Penalties, fees, and costs are due and owing at the time they are ordered
unless the court directs otherwise. The court shall order a specific date on
which the penalties, fees, and costs are due and owing. If the court
authorizes delayed or installment payments of a penalty, fee, or costs, the
court shall inform the person of the date on which, or time schedule under
which, the penalty, fee, or costs, or portion of the penalty, fee, or costs, will
be due and owing. A late penalty may be waived by the court upon the
request of the person subject to the late penalty. [Emphasis added.]
5
“Costs” are defined, in part, as “the cost of providing court-ordered legal assistance to
the defendant.” MCL 600.4801(a).
7
As discussed, the trial court is required to consider the defendant’s financial situation
only when it enforces the repayment order by sanctioning the defendant for nonpayment.

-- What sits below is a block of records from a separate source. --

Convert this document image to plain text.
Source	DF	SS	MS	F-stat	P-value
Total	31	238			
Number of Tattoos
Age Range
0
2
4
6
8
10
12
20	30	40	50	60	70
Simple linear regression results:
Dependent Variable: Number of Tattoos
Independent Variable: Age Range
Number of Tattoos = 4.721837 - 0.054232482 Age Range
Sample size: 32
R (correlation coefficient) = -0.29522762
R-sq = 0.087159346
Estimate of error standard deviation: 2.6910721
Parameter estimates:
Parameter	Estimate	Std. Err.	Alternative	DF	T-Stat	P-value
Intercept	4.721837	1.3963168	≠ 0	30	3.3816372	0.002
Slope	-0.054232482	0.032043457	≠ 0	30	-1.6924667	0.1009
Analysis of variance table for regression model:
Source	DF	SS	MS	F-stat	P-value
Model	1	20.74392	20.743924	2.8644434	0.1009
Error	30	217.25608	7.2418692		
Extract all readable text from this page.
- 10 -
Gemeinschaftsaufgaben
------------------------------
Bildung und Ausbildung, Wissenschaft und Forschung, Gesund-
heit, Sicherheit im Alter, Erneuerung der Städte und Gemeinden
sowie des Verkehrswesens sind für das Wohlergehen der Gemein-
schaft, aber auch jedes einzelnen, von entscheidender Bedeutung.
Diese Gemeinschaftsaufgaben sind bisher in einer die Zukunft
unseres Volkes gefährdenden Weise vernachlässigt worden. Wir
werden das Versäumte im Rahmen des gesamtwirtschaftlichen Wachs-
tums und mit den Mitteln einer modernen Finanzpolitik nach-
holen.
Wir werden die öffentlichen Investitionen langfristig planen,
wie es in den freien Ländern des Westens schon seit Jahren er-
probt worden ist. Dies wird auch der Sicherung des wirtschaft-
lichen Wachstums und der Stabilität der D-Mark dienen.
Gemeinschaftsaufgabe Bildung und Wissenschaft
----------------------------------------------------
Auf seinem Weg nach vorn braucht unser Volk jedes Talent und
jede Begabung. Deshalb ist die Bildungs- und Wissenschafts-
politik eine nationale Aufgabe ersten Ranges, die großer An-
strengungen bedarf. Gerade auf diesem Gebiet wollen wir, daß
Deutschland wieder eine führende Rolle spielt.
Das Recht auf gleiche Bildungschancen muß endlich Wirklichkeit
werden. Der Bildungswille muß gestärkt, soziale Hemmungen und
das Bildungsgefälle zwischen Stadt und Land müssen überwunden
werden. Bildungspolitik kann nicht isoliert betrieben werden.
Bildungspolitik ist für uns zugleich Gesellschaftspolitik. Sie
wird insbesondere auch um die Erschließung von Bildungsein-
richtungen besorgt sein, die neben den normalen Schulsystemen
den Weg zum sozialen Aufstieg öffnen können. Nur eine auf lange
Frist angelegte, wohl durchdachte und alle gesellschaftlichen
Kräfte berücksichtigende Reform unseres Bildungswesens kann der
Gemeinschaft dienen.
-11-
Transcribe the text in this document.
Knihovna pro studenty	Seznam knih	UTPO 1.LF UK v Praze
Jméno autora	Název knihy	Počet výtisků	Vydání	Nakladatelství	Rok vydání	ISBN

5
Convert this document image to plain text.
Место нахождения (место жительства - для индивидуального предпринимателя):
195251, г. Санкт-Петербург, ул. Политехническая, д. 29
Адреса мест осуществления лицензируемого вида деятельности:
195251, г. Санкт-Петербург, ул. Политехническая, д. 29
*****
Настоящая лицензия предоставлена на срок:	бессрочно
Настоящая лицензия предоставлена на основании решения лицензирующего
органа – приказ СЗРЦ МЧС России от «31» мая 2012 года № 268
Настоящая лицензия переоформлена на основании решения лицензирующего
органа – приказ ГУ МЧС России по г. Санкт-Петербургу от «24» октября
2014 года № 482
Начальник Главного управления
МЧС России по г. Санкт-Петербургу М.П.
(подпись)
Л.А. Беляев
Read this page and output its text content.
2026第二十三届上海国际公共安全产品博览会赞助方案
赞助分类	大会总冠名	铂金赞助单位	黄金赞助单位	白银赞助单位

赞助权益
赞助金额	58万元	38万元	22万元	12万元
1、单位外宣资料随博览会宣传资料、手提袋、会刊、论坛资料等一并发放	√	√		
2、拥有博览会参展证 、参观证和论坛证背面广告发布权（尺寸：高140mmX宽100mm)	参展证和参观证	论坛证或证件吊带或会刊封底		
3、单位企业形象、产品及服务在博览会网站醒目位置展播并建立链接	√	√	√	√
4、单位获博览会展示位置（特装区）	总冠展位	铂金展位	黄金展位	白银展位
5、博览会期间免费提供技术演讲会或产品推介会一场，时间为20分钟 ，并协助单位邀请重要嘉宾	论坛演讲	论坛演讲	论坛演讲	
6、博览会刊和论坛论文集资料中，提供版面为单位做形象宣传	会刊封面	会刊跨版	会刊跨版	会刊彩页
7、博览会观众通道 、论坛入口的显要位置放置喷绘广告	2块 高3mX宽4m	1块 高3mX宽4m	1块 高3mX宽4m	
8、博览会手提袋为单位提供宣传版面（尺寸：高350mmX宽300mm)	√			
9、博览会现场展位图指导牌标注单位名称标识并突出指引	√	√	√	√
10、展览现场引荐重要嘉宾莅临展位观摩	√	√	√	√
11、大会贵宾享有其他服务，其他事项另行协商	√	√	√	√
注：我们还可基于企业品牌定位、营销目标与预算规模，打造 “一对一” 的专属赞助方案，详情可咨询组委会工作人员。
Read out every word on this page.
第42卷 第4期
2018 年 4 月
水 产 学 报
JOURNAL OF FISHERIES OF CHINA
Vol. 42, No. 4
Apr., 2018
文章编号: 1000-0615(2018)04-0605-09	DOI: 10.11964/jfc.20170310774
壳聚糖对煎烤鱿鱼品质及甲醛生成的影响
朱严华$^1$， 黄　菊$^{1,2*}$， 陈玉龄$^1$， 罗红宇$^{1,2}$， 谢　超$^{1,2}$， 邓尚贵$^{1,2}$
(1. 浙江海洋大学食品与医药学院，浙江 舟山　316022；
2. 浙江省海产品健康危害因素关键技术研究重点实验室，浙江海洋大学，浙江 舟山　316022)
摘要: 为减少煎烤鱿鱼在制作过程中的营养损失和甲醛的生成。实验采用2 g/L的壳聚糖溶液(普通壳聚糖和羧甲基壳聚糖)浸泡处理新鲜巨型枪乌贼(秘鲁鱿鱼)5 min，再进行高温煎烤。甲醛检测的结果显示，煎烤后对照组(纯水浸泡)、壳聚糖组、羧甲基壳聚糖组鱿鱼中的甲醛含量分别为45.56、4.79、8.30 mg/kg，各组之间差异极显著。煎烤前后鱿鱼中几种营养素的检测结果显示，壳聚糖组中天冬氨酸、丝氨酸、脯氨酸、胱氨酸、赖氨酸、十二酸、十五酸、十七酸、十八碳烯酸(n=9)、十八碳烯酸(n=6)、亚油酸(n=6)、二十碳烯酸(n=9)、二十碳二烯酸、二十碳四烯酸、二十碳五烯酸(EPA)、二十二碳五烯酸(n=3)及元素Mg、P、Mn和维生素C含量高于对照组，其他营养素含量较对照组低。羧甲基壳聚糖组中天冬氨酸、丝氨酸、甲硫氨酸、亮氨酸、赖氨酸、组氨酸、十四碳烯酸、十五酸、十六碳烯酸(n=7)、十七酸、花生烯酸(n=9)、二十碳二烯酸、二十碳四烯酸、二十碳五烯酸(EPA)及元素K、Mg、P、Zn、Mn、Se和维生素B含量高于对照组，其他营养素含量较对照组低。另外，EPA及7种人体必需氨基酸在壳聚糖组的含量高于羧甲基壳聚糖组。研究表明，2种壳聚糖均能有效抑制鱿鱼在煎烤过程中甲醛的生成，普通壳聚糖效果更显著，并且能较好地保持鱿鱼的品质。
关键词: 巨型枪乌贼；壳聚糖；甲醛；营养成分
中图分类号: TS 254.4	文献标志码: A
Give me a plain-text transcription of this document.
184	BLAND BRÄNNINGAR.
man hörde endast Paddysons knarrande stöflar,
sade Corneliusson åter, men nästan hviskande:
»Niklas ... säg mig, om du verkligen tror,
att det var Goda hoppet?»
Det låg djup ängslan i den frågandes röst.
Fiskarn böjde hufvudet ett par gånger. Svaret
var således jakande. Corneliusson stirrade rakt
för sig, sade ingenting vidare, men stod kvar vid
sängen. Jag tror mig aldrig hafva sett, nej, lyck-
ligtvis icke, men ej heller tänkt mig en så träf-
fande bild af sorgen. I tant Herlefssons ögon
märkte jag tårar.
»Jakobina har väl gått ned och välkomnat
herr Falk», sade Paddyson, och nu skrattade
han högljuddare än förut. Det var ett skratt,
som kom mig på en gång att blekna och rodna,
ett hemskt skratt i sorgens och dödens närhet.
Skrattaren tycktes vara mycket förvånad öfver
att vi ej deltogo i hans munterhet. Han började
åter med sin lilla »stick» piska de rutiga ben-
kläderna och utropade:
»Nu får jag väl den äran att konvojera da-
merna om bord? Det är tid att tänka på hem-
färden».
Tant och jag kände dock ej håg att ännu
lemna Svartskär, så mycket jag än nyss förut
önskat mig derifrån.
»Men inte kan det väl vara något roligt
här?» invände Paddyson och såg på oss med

Including a 20 percent late-fee provision in the recoupment order is not the same as
actually enforcing the late fee. MCL 600.4803(1) specifically contemplates that the trial
court retains the discretion to waive the late fee (i.e., decline to enforce it) even when a
defendant has failed to pay his attorney fees within 56 days of the due date. In other
words, the inclusion of a late-fee provision in the recoupment order is not equivalent to
enforcing the recoupment order or the late fee. A sanction is not imposed until the court
requires the defendant to pay the attorney fees (with the 20 percent late penalty) or
sanctions him in some other way for nonpayment. Because the court has not yet enforced
collection by sanctioning defendant for nonpayment, defendant’s challenge to the
reimbursement order is premature. See Dunbar, supra at 256 (“in most cases, challenges
to the reimbursement order will be premature if the defendant has not been required to
commence repayment”); see also Blank, supra at 242. Therefore, the trial court did not
err in failing to indicate its consideration of defendant’s ability to pay, and the Court of
Appeals did not err in denying leave to appeal. For these reasons, I would deny leave to
appeal.
I, Corbin R. Davis, Clerk of the Michigan Supreme Court, certify that the
foregoing is a true and complete copy of the order entered at the direction of the Court.